DOE To Provide Nearly 20 Million For Development Of Advanced Batteries For PHEVs
The U.S. Department of Energy (DOE) announced that it will invest nearly $20 million in plug-in hybrid vehicle (PHEV) research. Five projects have been selected for negotiation of awards under DOE’s collaboration with the United States Advanced Battery Consortium (USABC) for $17.2 million in DOE funding for PHEV battery development projects and; DOE will provide nearly $2 million to the University of Michigan to spearhead a study exploring the future of PHEVs.
The DOE states that the funding will help advance President Bush’s "Twenty in Ten Plan", which aims to displace 20% of gasoline usage by 2017 through greater use of clean, renewable fuels and increased vehicle efficiency. PHEVs have the potential to displace a large amount of gasoline by delivering up to 40 miles of electric range without recharging – a distance that would include most daily round-trip commutes.
The five projects selected for negotiation of awards of up to $17.2 million from DOE aim to address critical barriers to the commercialization of PHEVs, specifically battery cost and battery life. Combined with cost-share from the USABC, these projects will allow up to $38 million in battery research and development. DOE funding is subject to negotiation of final contract terms and Congressional appropriations. Projects are expected to begin this year and continue through 2009; funding will come from DOE’s Office of Energy Efficiency & Renewable Energy. USABC will negotiate final contract terms with five lithium ion battery developers.
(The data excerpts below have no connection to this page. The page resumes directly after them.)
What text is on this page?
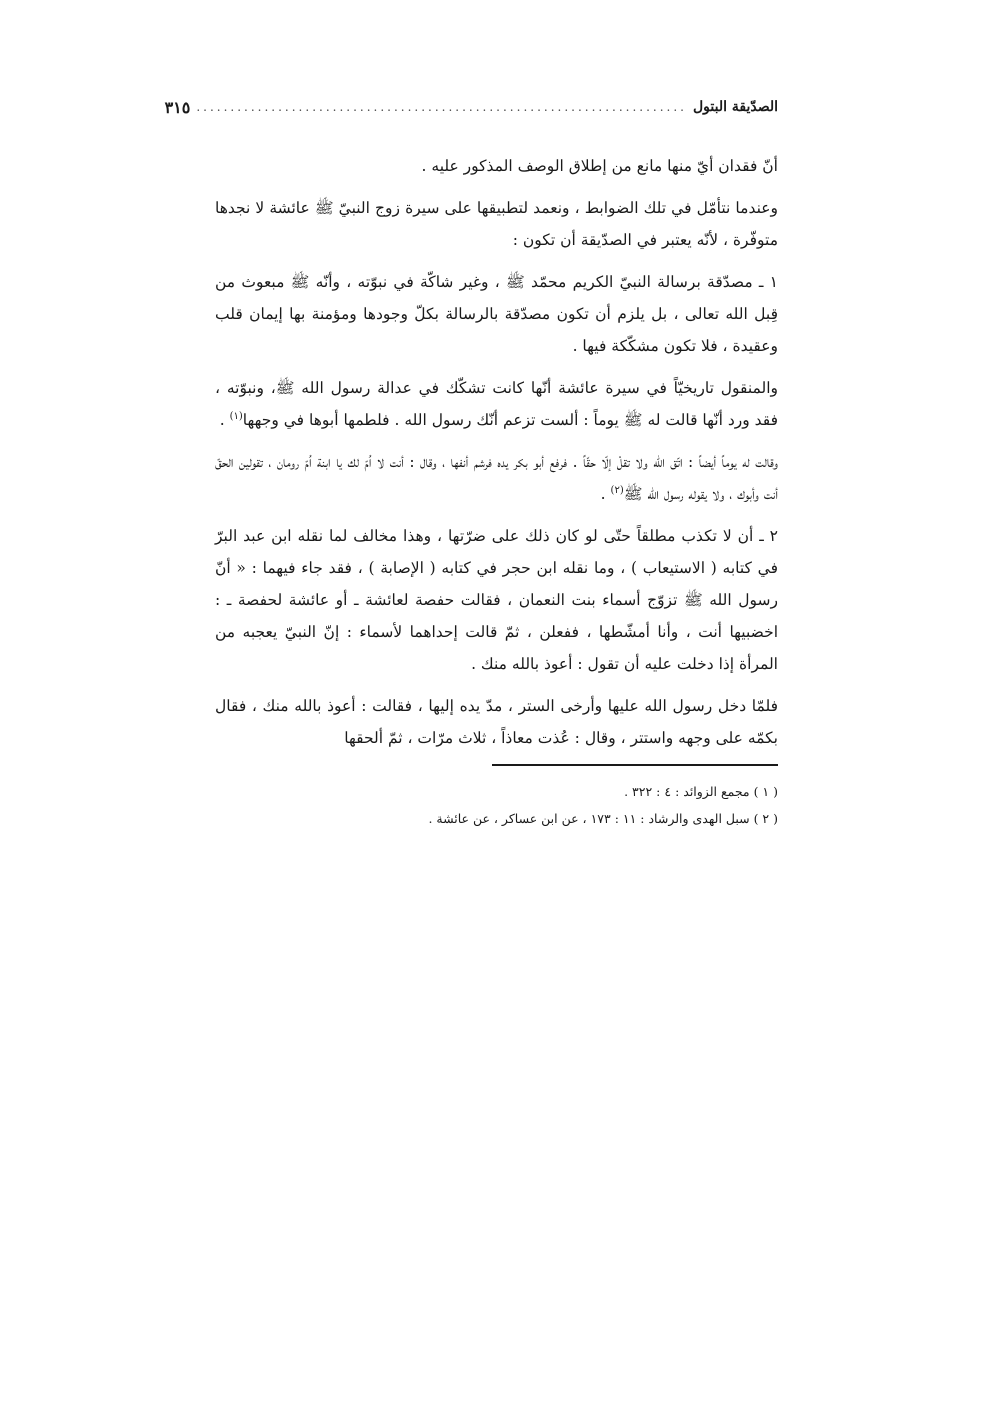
الصدّيقة البتول
........................................................................
٣١٥

أنّ فقدان أيّ منها مانع من إطلاق الوصف المذكور عليه .

وعندما نتأمّل في تلك الضوابط ، ونعمد لتطبيقها على سيرة زوج النبيّ ﷺ عائشة لا نجدها متوفّرة ، لأنّه يعتبر في الصدّيقة أن تكون :

١ ـ مصدّقة برسالة النبيّ الكريم محمّد ﷺ ، وغير شاكّة في نبوّته ، وأنّه ﷺ مبعوث من قِبل الله تعالى ، بل يلزم أن تكون مصدّقة بالرسالة بكلّ وجودها ومؤمنة بها إيمان قلب وعقيدة ، فلا تكون مشكّكة فيها .

والمنقول تاريخيّاً في سيرة عائشة أنّها كانت تشكّك في عدالة رسول الله ﷺ، ونبوّته ، فقد ورد أنّها قالت له ﷺ يوماً : ألست تزعم أنّك رسول الله . فلطمها أبوها في وجهها$^{(١)}$ .

وقالت له يوماً أيضاً : اتّق الله ولا تقلْ إلّا حقّاً . فرفع أبو بكر يده فرشم أنفها ، وقال : أنت لا اُمّ لك يا ابنة اُمّ رومان ، تقولين الحقّ أنت وأبوك ، ولا يقوله رسول الله ﷺ$^{(٢)}$ .

٢ ـ أن لا تكذب مطلقاً حتّى لو كان ذلك على ضرّتها ، وهذا مخالف لما نقله ابن عبد البرّ في كتابه ( الاستيعاب ) ، وما نقله ابن حجر في كتابه ( الإصابة ) ، فقد جاء فيهما : « أنّ رسول الله ﷺ تزوّج أسماء بنت النعمان ، فقالت حفصة لعائشة ـ أو عائشة لحفصة ـ : اخضبيها أنت ، وأنا أمشّطها ، ففعلن ، ثمّ قالت إحداهما لأسماء : إنّ النبيّ يعجبه من المرأة إذا دخلت عليه أن تقول : أعوذ بالله منك .

فلمّا دخل رسول الله عليها وأرخى الستر ، مدّ يده إليها ، فقالت : أعوذ بالله منك ، فقال بكمّه على وجهه واستتر ، وقال : عُذت معاذاً ، ثلاث مرّات ، ثمّ ألحقها

( ١ ) مجمع الزوائد : ٤ : ٣٢٢ .
( ٢ ) سبل الهدى والرشاد : ١١ : ١٧٣ ، عن ابن عساكر ، عن عائشة .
Companies selected for negotiation of awards include: 3M – awarded up to $1.14 million to screen nickel/manganese/cobalt (NMC) cathode materials through building and testing of small-sized cells; A123Systems – awarded up to $6.25 million for a project to develop batteries based on nanophase iron-phosphate chemistry for 10- and 40-mile range PHEVs; Compact Power Inc. – awarded up to $4.45 million to develop batteries for 10-mile range PHEVs using high energy and high power Manganese-spinel; EnerDel, Inc. – awarded up to $1.25 million to develop cells for 10- and 40-mile range PHEVs using nano-phase lithium titanate coupled with a high voltage Nickel-Manganese cathode material; and Johnson Controls – Saft Advanced Power Solutions – awarded up to $4.1 million to develop batteries using a nickelate/layered chemistry for 10- and 40-mile range PHEVs.
The University of Michigan’s Michigan Memorial Phoenix Energy Institute (MMPEI) will receive nearly $2 million from DOE to coordinate efforts among DOE and its Pacific Northwest National Laboratory, General Motors, Ford Motor Company, and DTE Energy to conduct a two-year study on PHEVs. Research for this study will take place over the next two years, and a preliminary report is expected to be released in January of 2008, at the Detroit Auto Show.